How keeping cool before events can boost athletic performance

Athletes have long used post-exercise cooling as a means of improving recovery and reducing the risk of injury.

How keeping cool before events can boost athletic performance

Athletes have long used post-exercise cooling as a means of improving recovery and reducing the risk of injury.

But the sight of sports men and women using technology to cool down before their respective events is now also becoming increasingly common.

It has long been accepted that aerobic exercise in hot weather places extra strain on the human body, often leading to an adverse impact on performance.

Much of this comes down to higher temperatures coupled with athletic exertion resulting in an increase in the body’s core temperature.

One of the body’s automatic responses is to sweat. However, this means the athlete has to either stay hydrated – which can present challenges of its own – or run the risk of dehydration.

When becoming dehydrated, plasma volume can also be reduced while blood vessels expand, making it harder to maintain blood pressure and blood flow.

Once the cardiovascular system becomes compromised, oxygen delivery to the body’s muscles, as well as metabolite removal, can become impaired, which then affects performance.

Even the central nervous system is affected. An increase in core body temperature sees the brain heat up, which then has a detrimental effect on neurotransmitters and overall brain function.

That is linked with the overall psychological discomfort often associated with exercising in extreme heat which can affect mood, pain tolerance and motivation.

With that in mind, having a lower core temperature during exercise should, in theory, lead to enhanced performance as fewer of these adverse effects are likely to become factors.

The issue has particularly come to light given a spate of Olympic Games in cities with high average temperatures, including Rio de Janeiro (2016), Beijing (2008) and Athens (2004).

And with the 2020 Games occurring in the muggy heat of a Japanese summer in Tokyo, plus the 2022 football World Cup heading to Qatar, there has been increased scientific research into the topic.

A number of studies - including the 2012 paper Pre-Cooling and Sports Performance - suggest that pre-cooling can help athletes perform better over longer-distance events.

Interestingly, the impact is less for ‘short-term, high-intensity sprints’.

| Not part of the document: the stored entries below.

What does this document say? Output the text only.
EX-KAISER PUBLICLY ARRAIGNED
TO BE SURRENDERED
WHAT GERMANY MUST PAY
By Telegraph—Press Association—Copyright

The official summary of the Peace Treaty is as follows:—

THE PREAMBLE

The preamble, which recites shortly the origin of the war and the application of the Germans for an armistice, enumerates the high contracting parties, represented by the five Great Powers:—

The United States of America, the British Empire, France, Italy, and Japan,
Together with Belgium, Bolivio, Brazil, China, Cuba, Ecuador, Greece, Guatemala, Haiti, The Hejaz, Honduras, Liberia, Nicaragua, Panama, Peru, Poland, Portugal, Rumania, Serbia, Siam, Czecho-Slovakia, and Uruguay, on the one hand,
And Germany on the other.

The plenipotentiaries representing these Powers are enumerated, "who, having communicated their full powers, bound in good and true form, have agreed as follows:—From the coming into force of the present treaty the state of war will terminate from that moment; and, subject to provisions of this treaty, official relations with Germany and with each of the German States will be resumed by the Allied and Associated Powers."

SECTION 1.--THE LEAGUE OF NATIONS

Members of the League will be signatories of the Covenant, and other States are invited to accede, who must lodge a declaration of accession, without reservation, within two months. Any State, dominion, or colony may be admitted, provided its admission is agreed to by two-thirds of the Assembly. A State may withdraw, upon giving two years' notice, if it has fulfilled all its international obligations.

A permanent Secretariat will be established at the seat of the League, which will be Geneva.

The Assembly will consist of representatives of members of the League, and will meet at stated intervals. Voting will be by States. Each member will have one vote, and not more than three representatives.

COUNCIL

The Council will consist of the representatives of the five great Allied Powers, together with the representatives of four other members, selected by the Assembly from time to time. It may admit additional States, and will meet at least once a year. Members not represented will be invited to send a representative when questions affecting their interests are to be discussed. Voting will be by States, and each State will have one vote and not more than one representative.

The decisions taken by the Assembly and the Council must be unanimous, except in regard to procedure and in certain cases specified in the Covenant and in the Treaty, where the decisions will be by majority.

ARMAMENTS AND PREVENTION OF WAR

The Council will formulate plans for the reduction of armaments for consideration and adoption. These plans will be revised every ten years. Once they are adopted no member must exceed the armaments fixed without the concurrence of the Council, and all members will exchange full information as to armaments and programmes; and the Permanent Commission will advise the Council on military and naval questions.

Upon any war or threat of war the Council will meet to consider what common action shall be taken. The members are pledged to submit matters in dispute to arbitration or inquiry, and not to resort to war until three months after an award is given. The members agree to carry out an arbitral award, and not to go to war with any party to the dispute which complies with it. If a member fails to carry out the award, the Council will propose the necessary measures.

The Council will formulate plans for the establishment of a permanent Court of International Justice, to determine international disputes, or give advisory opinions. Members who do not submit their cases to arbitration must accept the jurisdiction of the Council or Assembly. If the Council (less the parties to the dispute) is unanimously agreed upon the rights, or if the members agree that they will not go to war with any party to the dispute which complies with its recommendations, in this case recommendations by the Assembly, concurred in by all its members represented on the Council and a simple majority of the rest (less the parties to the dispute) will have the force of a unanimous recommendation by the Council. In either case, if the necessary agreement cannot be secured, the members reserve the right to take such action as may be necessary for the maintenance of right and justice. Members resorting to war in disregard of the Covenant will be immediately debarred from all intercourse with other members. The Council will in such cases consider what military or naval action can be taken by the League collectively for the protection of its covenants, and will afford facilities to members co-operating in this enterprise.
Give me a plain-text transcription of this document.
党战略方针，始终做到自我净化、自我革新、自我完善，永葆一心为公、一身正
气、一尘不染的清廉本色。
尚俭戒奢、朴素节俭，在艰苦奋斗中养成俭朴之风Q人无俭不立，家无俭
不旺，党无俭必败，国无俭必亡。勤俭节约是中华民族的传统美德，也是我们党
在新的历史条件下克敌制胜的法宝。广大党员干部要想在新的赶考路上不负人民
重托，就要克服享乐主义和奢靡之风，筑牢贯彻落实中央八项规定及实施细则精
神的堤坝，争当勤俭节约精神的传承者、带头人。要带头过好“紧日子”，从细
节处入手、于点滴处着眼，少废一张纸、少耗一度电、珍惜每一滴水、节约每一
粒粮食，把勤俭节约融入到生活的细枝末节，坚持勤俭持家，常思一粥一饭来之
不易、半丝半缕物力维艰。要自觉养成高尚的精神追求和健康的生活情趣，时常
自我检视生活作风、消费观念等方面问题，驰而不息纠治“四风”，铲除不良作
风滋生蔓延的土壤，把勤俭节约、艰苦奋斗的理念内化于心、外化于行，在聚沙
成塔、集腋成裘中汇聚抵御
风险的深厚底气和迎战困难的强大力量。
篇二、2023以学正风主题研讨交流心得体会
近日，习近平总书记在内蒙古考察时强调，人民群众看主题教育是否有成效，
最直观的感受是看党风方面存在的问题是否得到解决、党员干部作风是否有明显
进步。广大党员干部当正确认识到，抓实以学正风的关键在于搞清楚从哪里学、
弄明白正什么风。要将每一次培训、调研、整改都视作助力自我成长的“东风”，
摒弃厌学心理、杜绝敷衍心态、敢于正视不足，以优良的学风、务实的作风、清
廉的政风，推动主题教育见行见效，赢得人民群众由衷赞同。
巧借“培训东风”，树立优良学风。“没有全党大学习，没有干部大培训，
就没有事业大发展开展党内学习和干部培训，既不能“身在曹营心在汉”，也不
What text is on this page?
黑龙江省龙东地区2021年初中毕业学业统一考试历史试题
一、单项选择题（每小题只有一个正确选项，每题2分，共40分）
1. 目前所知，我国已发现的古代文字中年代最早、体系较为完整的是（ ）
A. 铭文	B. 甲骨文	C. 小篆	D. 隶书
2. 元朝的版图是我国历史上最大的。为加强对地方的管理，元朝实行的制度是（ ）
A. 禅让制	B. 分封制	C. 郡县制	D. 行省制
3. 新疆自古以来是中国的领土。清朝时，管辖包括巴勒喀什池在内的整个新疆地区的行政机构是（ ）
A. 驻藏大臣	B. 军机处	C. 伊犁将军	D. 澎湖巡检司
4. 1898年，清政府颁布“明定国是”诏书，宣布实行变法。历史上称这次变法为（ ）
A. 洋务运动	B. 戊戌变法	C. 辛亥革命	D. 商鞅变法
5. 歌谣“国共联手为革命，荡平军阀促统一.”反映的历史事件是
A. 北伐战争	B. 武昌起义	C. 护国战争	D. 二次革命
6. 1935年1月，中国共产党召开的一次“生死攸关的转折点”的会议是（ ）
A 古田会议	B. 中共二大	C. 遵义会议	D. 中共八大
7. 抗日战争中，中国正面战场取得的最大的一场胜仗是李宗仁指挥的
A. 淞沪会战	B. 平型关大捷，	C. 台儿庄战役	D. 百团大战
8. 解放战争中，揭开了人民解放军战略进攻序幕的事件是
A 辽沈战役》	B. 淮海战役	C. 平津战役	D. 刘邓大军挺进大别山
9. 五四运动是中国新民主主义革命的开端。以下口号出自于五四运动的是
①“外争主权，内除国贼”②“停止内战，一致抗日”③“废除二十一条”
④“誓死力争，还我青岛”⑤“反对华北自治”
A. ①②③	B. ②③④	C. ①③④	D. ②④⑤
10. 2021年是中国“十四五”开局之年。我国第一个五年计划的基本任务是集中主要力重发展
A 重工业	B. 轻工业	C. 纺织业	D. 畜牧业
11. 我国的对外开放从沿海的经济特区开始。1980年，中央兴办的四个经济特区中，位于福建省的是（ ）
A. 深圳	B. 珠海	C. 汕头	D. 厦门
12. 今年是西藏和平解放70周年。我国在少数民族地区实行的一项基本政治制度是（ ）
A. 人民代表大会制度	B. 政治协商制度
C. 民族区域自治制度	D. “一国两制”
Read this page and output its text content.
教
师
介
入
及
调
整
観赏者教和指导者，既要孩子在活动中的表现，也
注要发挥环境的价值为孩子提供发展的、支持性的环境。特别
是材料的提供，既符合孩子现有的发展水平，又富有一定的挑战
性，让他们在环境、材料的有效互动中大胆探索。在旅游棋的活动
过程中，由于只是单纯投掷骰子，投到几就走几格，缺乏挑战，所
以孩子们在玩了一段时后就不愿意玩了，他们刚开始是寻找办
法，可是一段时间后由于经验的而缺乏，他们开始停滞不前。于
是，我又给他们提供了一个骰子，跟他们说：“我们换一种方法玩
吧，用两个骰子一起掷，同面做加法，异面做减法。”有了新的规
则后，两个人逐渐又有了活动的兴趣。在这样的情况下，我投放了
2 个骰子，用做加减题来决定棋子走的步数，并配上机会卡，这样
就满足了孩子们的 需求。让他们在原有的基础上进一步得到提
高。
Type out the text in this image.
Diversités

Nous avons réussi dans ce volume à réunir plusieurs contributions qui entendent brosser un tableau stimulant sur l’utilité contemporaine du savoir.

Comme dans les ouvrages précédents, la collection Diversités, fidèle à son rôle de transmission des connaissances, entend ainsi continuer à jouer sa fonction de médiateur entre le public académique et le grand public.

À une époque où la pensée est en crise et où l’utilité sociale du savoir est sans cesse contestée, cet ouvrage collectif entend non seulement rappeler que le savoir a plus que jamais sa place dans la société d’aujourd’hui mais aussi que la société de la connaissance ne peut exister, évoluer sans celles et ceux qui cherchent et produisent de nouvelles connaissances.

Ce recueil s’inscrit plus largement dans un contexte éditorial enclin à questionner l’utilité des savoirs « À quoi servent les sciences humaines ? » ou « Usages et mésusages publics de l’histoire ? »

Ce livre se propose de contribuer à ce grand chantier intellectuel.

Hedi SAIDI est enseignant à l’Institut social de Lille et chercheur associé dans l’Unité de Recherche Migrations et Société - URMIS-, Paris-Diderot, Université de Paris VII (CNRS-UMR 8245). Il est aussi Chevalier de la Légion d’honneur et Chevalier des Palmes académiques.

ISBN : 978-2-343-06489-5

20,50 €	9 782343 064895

The same paper concludes that cold drinks and cooling packs were the two most effective pre-cooling methods.

Administering cold drinks for athletes has long been a requirement in many sporting arenas, but cooling packs represent their own challenges given that they need to be relatively portable and convenient, but also effective.

Cooling jackets or vests – with pockets which can be filled with ice – were first distributed by Nike to athletes prior to the 2004 Olympics, where temperatures frequently exceeded 95 degrees Fahrenheit.

Reducing the body’s core temperature while sleeping after intense exercise is also becoming an important part of athletes’ recovery programs.

More modern devices like Moona - an advanced cooling pillow pad which sees temperature-controlled water circulated through tiny tubes - can also be effective in such situations.

Moona also employs cutting-edge smart technology to adapt to each individual's sleep profile if they wish to use the same device for improving their sleep.

A motion sensor helps the device 'learn' when and at what temperature the user enjoys their best sleep.

This is then 'remembered' by Moona, which can make sure it is at just the right temperature at exactly the right time.

Lowering the body's core temperature can not only help someone fall asleep more quickly, but also improve the quality and duration of their rest - a crucial part of an athlete's recovery program.

The use of cold water can be a valuable tool to aid recovery.

The 2016 study Can Water Temperature and Immersion Time Influence the Effect of Cold Water Immersion on Muscle Soreness? A Systematic Review and Meta-Analysis concluded that cold-water immersion had ‘a more positive effect than passive recovery’ for athletes in post-exercise recovery.

This helps explain why ice baths have become a common sight as sports men and women try to speed up their recovery by reducing inflammation and expelling things such as lactic acid.

Ultimately, with the link between temperature, performance and recovery well-established, it appears inevitable that more research and development will go into pre-cooling technologies to enhance performance in the coming years.

And with the doctrine of marginal gains proving more popular than ever, don’t be surprised to see athletes going the extra mile trying to reduce their core temperature to give themselves the edge over their rivals.